Offered by: Dr. Michele Tuepker, MD – Premier Pediatrics
In early January, a case of measles was diagnosed in northeast Denver and the individual was hospitalized.
Early signs of measles include fever ≥ 101 F, cough, runny nose, and red, irritated eyes. The measles rash happens 2-4 days after the initial signs, and usually begins on the face. The rash then spreads down and out towards the hands and the feet. The rash is red and has both flat areas and raised, bumpy areas.
Measles is extremely contagious and is spread by respiratory droplets, i.e. a cough or sneeze. The droplets can be present in an area for several hours after the person with measles visited. Once exposed, it takes 7-21 days for symptoms to develop.
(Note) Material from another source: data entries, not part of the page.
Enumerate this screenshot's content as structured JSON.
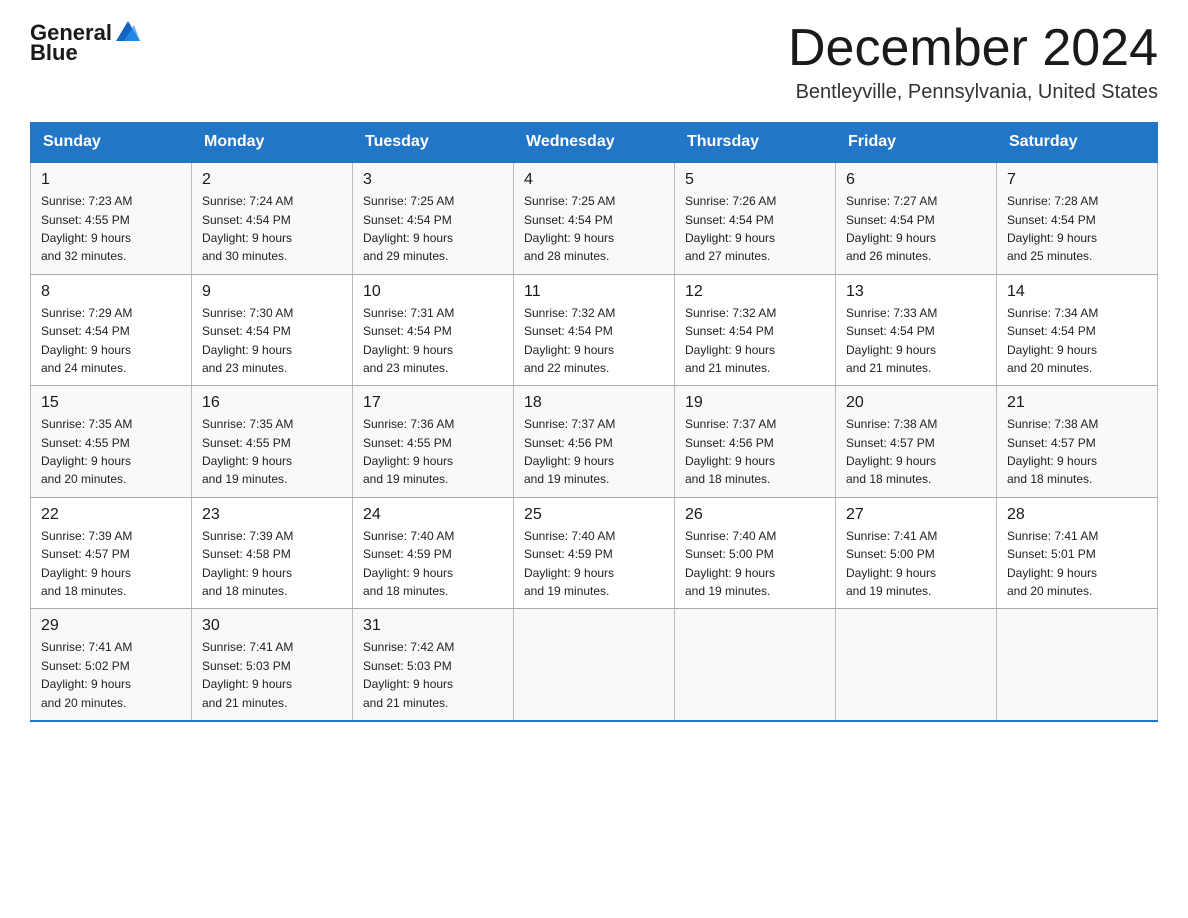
{
  "header": {
    "logo_text_general": "General",
    "logo_text_blue": "Blue",
    "month_year": "December 2024",
    "location": "Bentleyville, Pennsylvania, United States"
  },
  "days_of_week": [
    "Sunday",
    "Monday",
    "Tuesday",
    "Wednesday",
    "Thursday",
    "Friday",
    "Saturday"
  ],
  "weeks": [
    [
      {
        "day": "1",
        "sunrise": "7:23 AM",
        "sunset": "4:55 PM",
        "daylight": "9 hours and 32 minutes."
      },
      {
        "day": "2",
        "sunrise": "7:24 AM",
        "sunset": "4:54 PM",
        "daylight": "9 hours and 30 minutes."
      },
      {
        "day": "3",
        "sunrise": "7:25 AM",
        "sunset": "4:54 PM",
        "daylight": "9 hours and 29 minutes."
      },
      {
        "day": "4",
        "sunrise": "7:25 AM",
        "sunset": "4:54 PM",
        "daylight": "9 hours and 28 minutes."
      },
      {
        "day": "5",
        "sunrise": "7:26 AM",
        "sunset": "4:54 PM",
        "daylight": "9 hours and 27 minutes."
      },
      {
        "day": "6",
        "sunrise": "7:27 AM",
        "sunset": "4:54 PM",
        "daylight": "9 hours and 26 minutes."
      },
      {
        "day": "7",
        "sunrise": "7:28 AM",
        "sunset": "4:54 PM",
        "daylight": "9 hours and 25 minutes."
      }
    ],
    [
      {
        "day": "8",
        "sunrise": "7:29 AM",
        "sunset": "4:54 PM",
        "daylight": "9 hours and 24 minutes."
      },
      {
        "day": "9",
        "sunrise": "7:30 AM",
        "sunset": "4:54 PM",
        "daylight": "9 hours and 23 minutes."
      },
      {
        "day": "10",
        "sunrise": "7:31 AM",
        "sunset": "4:54 PM",
        "daylight": "9 hours and 23 minutes."
      },
      {
        "day": "11",
        "sunrise": "7:32 AM",
        "sunset": "4:54 PM",
        "daylight": "9 hours and 22 minutes."
      },
      {
        "day": "12",
        "sunrise": "7:32 AM",
        "sunset": "4:54 PM",
        "daylight": "9 hours and 21 minutes."
      },
      {
        "day": "13",
        "sunrise": "7:33 AM",
        "sunset": "4:54 PM",
        "daylight": "9 hours and 21 minutes."
      },
      {
        "day": "14",
        "sunrise": "7:34 AM",
        "sunset": "4:54 PM",
        "daylight": "9 hours and 20 minutes."
      }
    ],
    [
      {
        "day": "15",
        "sunrise": "7:35 AM",
        "sunset": "4:55 PM",
        "daylight": "9 hours and 20 minutes."
      },
      {
        "day": "16",
        "sunrise": "7:35 AM",
        "sunset": "4:55 PM",
        "daylight": "9 hours and 19 minutes."
      },
      {
        "day": "17",
        "sunrise": "7:36 AM",
        "sunset": "4:55 PM",
        "daylight": "9 hours and 19 minutes."
      },
      {
        "day": "18",
        "sunrise": "7:37 AM",
        "sunset": "4:56 PM",
        "daylight": "9 hours and 19 minutes."
      },
      {
        "day": "19",
        "sunrise": "7:37 AM",
        "sunset": "4:56 PM",
        "daylight": "9 hours and 18 minutes."
      },
      {
        "day": "20",
        "sunrise": "7:38 AM",
        "sunset": "4:57 PM",
        "daylight": "9 hours and 18 minutes."
      },
      {
        "day": "21",
        "sunrise": "7:38 AM",
        "sunset": "4:57 PM",
        "daylight": "9 hours and 18 minutes."
      }
    ],
    [
      {
        "day": "22",
        "sunrise": "7:39 AM",
        "sunset": "4:57 PM",
        "daylight": "9 hours and 18 minutes."
      },
      {
        "day": "23",
        "sunrise": "7:39 AM",
        "sunset": "4:58 PM",
        "daylight": "9 hours and 18 minutes."
      },
      {
        "day": "24",
        "sunrise": "7:40 AM",
        "sunset": "4:59 PM",
        "daylight": "9 hours and 18 minutes."
      },
      {
        "day": "25",
        "sunrise": "7:40 AM",
        "sunset": "4:59 PM",
        "daylight": "9 hours and 19 minutes."
      },
      {
        "day": "26",
        "sunrise": "7:40 AM",
        "sunset": "5:00 PM",
        "daylight": "9 hours and 19 minutes."
      },
      {
        "day": "27",
        "sunrise": "7:41 AM",
        "sunset": "5:00 PM",
        "daylight": "9 hours and 19 minutes."
      },
      {
        "day": "28",
        "sunrise": "7:41 AM",
        "sunset": "5:01 PM",
        "daylight": "9 hours and 20 minutes."
      }
    ],
    [
      {
        "day": "29",
        "sunrise": "7:41 AM",
        "sunset": "5:02 PM",
        "daylight": "9 hours and 20 minutes."
      },
      {
        "day": "30",
        "sunrise": "7:41 AM",
        "sunset": "5:03 PM",
        "daylight": "9 hours and 21 minutes."
      },
      {
        "day": "31",
        "sunrise": "7:42 AM",
        "sunset": "5:03 PM",
        "daylight": "9 hours and 21 minutes."
      },
      null,
      null,
      null,
      null
    ]
  ],
  "labels": {
    "sunrise": "Sunrise:",
    "sunset": "Sunset:",
    "daylight": "Daylight:"
  }
}
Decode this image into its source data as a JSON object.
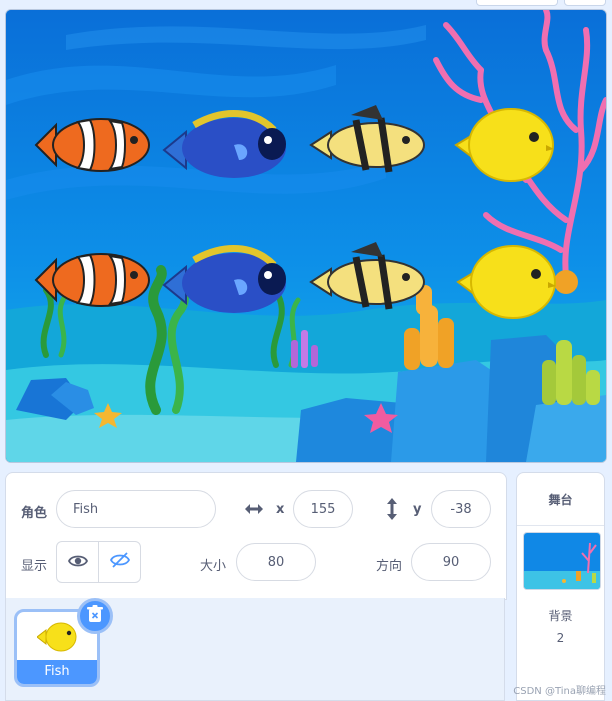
{
  "sprite_info": {
    "sprite_label": "角色",
    "sprite_name": "Fish",
    "x_label": "x",
    "x_value": "155",
    "y_label": "y",
    "y_value": "-38",
    "show_label": "显示",
    "size_label": "大小",
    "size_value": "80",
    "direction_label": "方向",
    "direction_value": "90"
  },
  "sprite_list": [
    {
      "name": "Fish",
      "selected": true
    }
  ],
  "stage_panel": {
    "title": "舞台",
    "backdrop_label": "背景",
    "backdrop_count": "2"
  },
  "watermark": "CSDN @Tina聊编程",
  "icons": {
    "x_arrows": "double-arrow-horizontal-icon",
    "y_arrows": "double-arrow-vertical-icon",
    "show": "eye-icon",
    "hide": "eye-slash-icon",
    "delete": "trash-icon"
  },
  "colors": {
    "accent": "#4c97ff",
    "text": "#575e75",
    "panel_bg": "#e9f1fc"
  }
}
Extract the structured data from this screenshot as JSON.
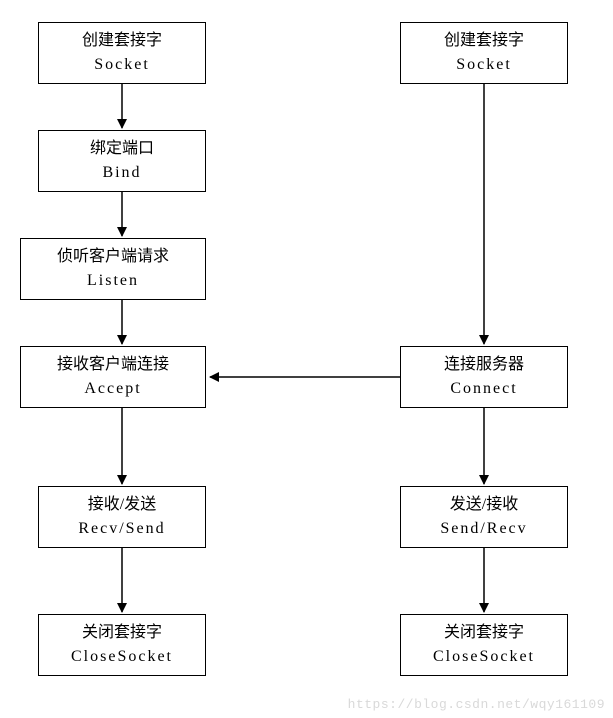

Children younger than 5 years old and adults older than 20 years old are more likely to suffer from significant complications from a measles infection, which include ear infections that can lead to permanent hearing loss, diarrhea, pneumonia, and rarely encephalitis (brain swelling) that can lead to death.
Vaccination is the safest, best, and most effective way to prevent developing measles. The MMR (measles, mumps, rubella) vaccine is routinely given at 12-15 months and 4-6 years of age, with 93% and 97% effectiveness after one and two doses respectively. Additionally, someone who is exposed to measles and has not been appropriately immunized may see a decrease in symptoms if they are vaccinated with the MMR vaccine within 72 hours of exposure.